Today, the Washington Post ran an article entitled “Small Businesses Brace for Tax Battle: Under Obama Plan, Some Entrepreneurs’ Bills Would Soar.” The article tells the story of Gail Johnson, who runs a chain of pre-schools and after-school programs and is supposedly going to be so hard-hit by President Barack Obama’s proposed tax increases that she will “consider scaling back operations.”
The Post proceeds to quote Bruce Josten of the Chamber of Commerce and Sen. Charles Grassley (R-IA), who both claimed that Obama’s tax increases are going to cripple business. But in a story with 29 paragraphs — which appeared on the front page of the paper, above the fold — only one paragraph was dedicated to pointing out that the overwhelming majority of small business owners will see their taxes reduced under Obama’s plan. As Dean Baker wrote:
The piece centers on an extremely atypical small business owner who claims that her taxes would increase by more than 19 percent under President Obama’s tax proposals. This person’s situation would describe that of less than 1 percent of all small business owners so it is difficult to understand why such a person would be prominently featured in an article on President Obama’s tax plans.

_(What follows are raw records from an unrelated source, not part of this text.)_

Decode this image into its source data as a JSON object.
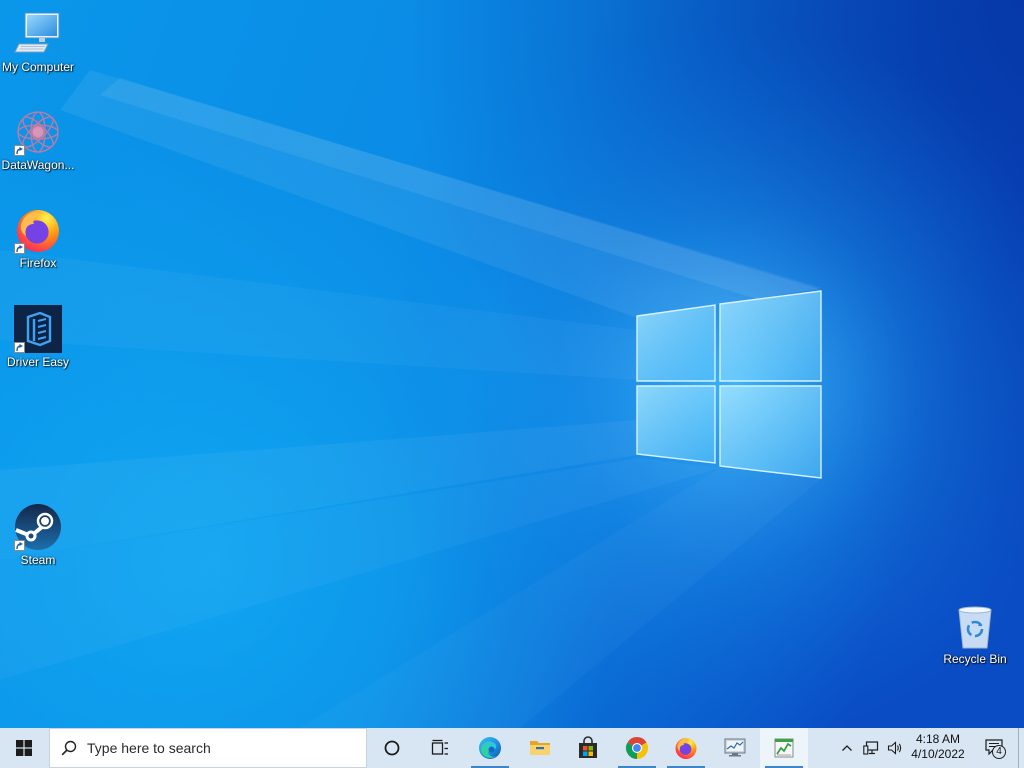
{
  "desktop": {
    "icons": [
      {
        "label": "My Computer",
        "icon": "computer-icon",
        "shortcut": false
      },
      {
        "label": "DataWagon...",
        "icon": "datawagon-icon",
        "shortcut": true
      },
      {
        "label": "Firefox",
        "icon": "firefox-icon",
        "shortcut": true
      },
      {
        "label": "Driver Easy",
        "icon": "driver-easy-icon",
        "shortcut": true
      },
      {
        "label": "Steam",
        "icon": "steam-icon",
        "shortcut": true
      },
      {
        "label": "Recycle Bin",
        "icon": "recycle-bin-icon",
        "shortcut": false
      }
    ]
  },
  "taskbar": {
    "start_icon": "windows-logo-icon",
    "search": {
      "placeholder": "Type here to search",
      "icon": "search-icon"
    },
    "buttons": [
      {
        "icon": "cortana-icon",
        "running": false,
        "active": false
      },
      {
        "icon": "task-view-icon",
        "running": false,
        "active": false
      },
      {
        "icon": "edge-icon",
        "running": true,
        "active": false
      },
      {
        "icon": "file-explorer-icon",
        "running": false,
        "active": false
      },
      {
        "icon": "microsoft-store-icon",
        "running": false,
        "active": false
      },
      {
        "icon": "chrome-icon",
        "running": true,
        "active": false
      },
      {
        "icon": "firefox-icon",
        "running": true,
        "active": false
      },
      {
        "icon": "monitor-app-icon",
        "running": false,
        "active": false
      },
      {
        "icon": "chart-app-icon",
        "running": true,
        "active": true
      }
    ],
    "tray": {
      "icons": [
        "chevron-up-icon",
        "network-icon",
        "volume-icon"
      ],
      "time": "4:18 AM",
      "date": "4/10/2022",
      "notification_icon": "notification-icon",
      "notification_count": "4"
    }
  },
  "colors": {
    "wallpaper_light": "#0a95e8",
    "wallpaper_dark": "#0a4cc4",
    "logo_pane": "#9fe2ff",
    "taskbar_bg": "#d8e6f3",
    "running_indicator": "#3d86c9",
    "desktop_label": "#ffffff"
  }
}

The Post also dismisses its own lone mention of how few businesses will be affected by stating “whatever the figure, Republicans argue that those who fall into the upper brackets tend to be firms with the greatest capacity for job creation.” The Post fails to note that Republicans who argue this are incorrect.
Here’s the real story. Obama has proposed raising the tax rate on the top two income tax brackets back to the level at which they were under President Clinton, and as the Center on Budget and Policy Priorities pointed out, “only 1.9 percent of filers with any small-business income are projected to face either of the top two income tax rates in 2009.” In fact, of people who file most of their income from their own business, “more than half have income below $30,000 and 80 percent make less than $100,000.”
Meanwhile, in a typical year the businesswoman portrayed in the article, along with her husband, makes more than half a million dollars. This places them in the 0.7 percent of households that file in the top two income tax brackets. While no one likes paying higher taxes, this is not a household that is barely scraping by, assuming that the half million is in net income (since that, and not business revenue, is what gets taxed).
So as Matthew Yglesias pointed out, “any small businessman who’s earning a middle class income isn’t paying in the top two brackets, just as any salaried employee who’s earning a middle class income isn’t paying in the top two brackets.” Someone should remind the Washington Post of that fact.